When I was in elementary school, my maternal grandparents did the grand European tour. My Uncle Tom was stationed in Italy at the time, so they had gone to visit him and his family. Afterwards, they traveled around the continent. When they returned, the family gathered for the prerequisite vacation pictures.
In fact, it turned out to be their vacation video. When I was in elementary school, of course, there were no digital videos–Grandma and Grandpa’s 8-millimeter was top-of-the-line technology. So my grandfather and Uncle Rick lugged the projector and screen up from the basement and–with a minimum of profanity–set them up in the dining room. The entire family gathered round, my grandfather threaded the film through the projector (after only four or five tries), and they switched on the grand tour video.
Ten minutes into the video, there was a lot of shifting, muttering, and sideways glances. Finally, Uncle Rick spoke up. “Mom…did you shoot the entire video from the car window?”

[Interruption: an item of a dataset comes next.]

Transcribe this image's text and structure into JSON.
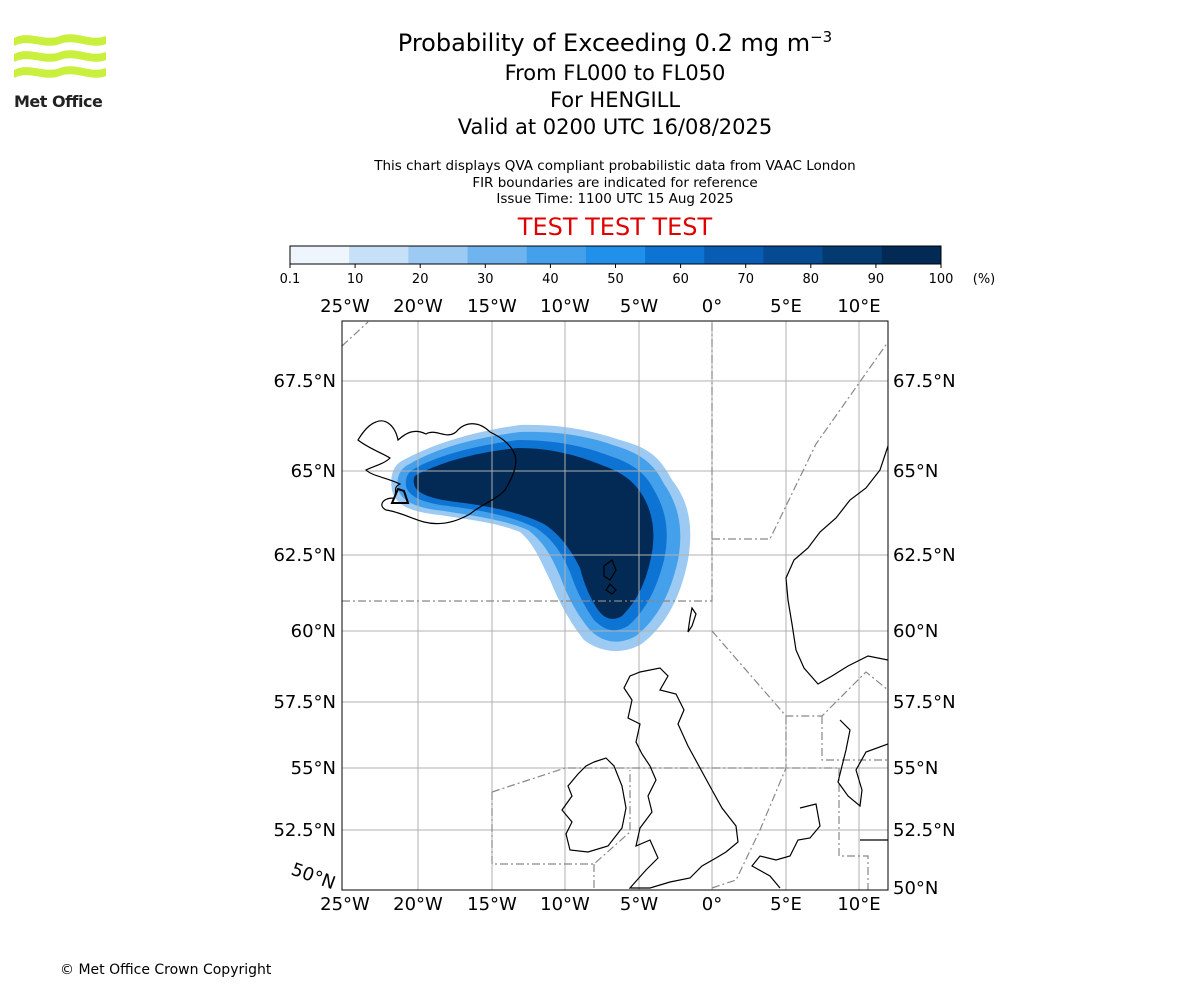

Four hours of video–all a blur, all shot out the window of their rental car as they drove along European highways. The video was quickly packed away in the basement, never to be spoken of again.
I thought of that video with each picture I took through the car window as we drove through Seattle. Fortunately, digital photography is quite an improvement on 8mm.
The tall building is the Space Needle. The brightly colored “building” to its right is the Experience Music Pavilion. Some say it looks artistic. I say it looks like the floor of a teen’s bedroom, covered with piles of dirty laundry.
Seattle was our starting point for the trip, but we only spent a few days there. Then we headed up to north Washington…and the scenery was even better.